Last November, in the wake of Mark Oppenheimer’s New York Times article on Mormon literature, Mahonri wrote a post on Mormon tragedy that sought to make a case for Mormonism’s capacity for tragedy. His argument, if I followed it correctly, was that Mormons can write tragic Mormon stories because Mormons, like everyone else, are not immune to experiences that cause suffering and negative emotions. As he rightly noted:
The amount of tragedy that I have seen Mormons endure has been no more, but certainly no less, than other people of comparable stations in other parts of the world. There are Mormons I know, or who I know of, who have endured homelessness, death of loved ones (including by suicide and murder), racism, sexism, poverty, self-mutilation, mental illness, kidnapping, abuse, depression, betrayal, failure, disfigurement, etc. Thus, if you can find it out in the world, you can find it also among Mormons, to a lesser or greater degree.

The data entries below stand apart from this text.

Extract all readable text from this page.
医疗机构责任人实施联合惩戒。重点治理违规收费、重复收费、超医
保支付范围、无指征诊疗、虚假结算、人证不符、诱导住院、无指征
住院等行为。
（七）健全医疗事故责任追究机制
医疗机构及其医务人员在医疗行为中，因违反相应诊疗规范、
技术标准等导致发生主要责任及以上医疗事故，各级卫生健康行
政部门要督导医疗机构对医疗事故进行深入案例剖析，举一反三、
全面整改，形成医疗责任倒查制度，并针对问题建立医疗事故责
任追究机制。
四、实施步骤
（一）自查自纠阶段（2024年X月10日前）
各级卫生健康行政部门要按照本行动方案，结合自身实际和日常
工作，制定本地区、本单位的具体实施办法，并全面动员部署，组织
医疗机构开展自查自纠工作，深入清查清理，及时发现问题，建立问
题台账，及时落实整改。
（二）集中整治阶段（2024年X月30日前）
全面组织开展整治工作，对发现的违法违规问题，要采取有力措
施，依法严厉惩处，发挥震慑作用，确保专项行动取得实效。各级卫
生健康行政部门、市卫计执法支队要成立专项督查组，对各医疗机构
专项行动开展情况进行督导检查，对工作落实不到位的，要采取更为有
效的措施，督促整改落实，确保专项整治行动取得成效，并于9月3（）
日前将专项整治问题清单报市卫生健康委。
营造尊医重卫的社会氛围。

Based on this statement, “tragedy” is largely something that happens to someone—either because of someone else’s choices or psychological factors beyond an individual’s control. For Mahonri, the fact that Mormons are just as susceptible to the conditions of the Fall as anybody else creates a “recipe” for tragedy that, while present in everyday Mormon life, is not being used in the kitchen of Mormon literature. His conclusion was that “we as a culture” must nurture our tragedians—and, according to his count, we have many—by “hav[ing] the bravery to look at the shadows in our souls and purge them through catharsis.”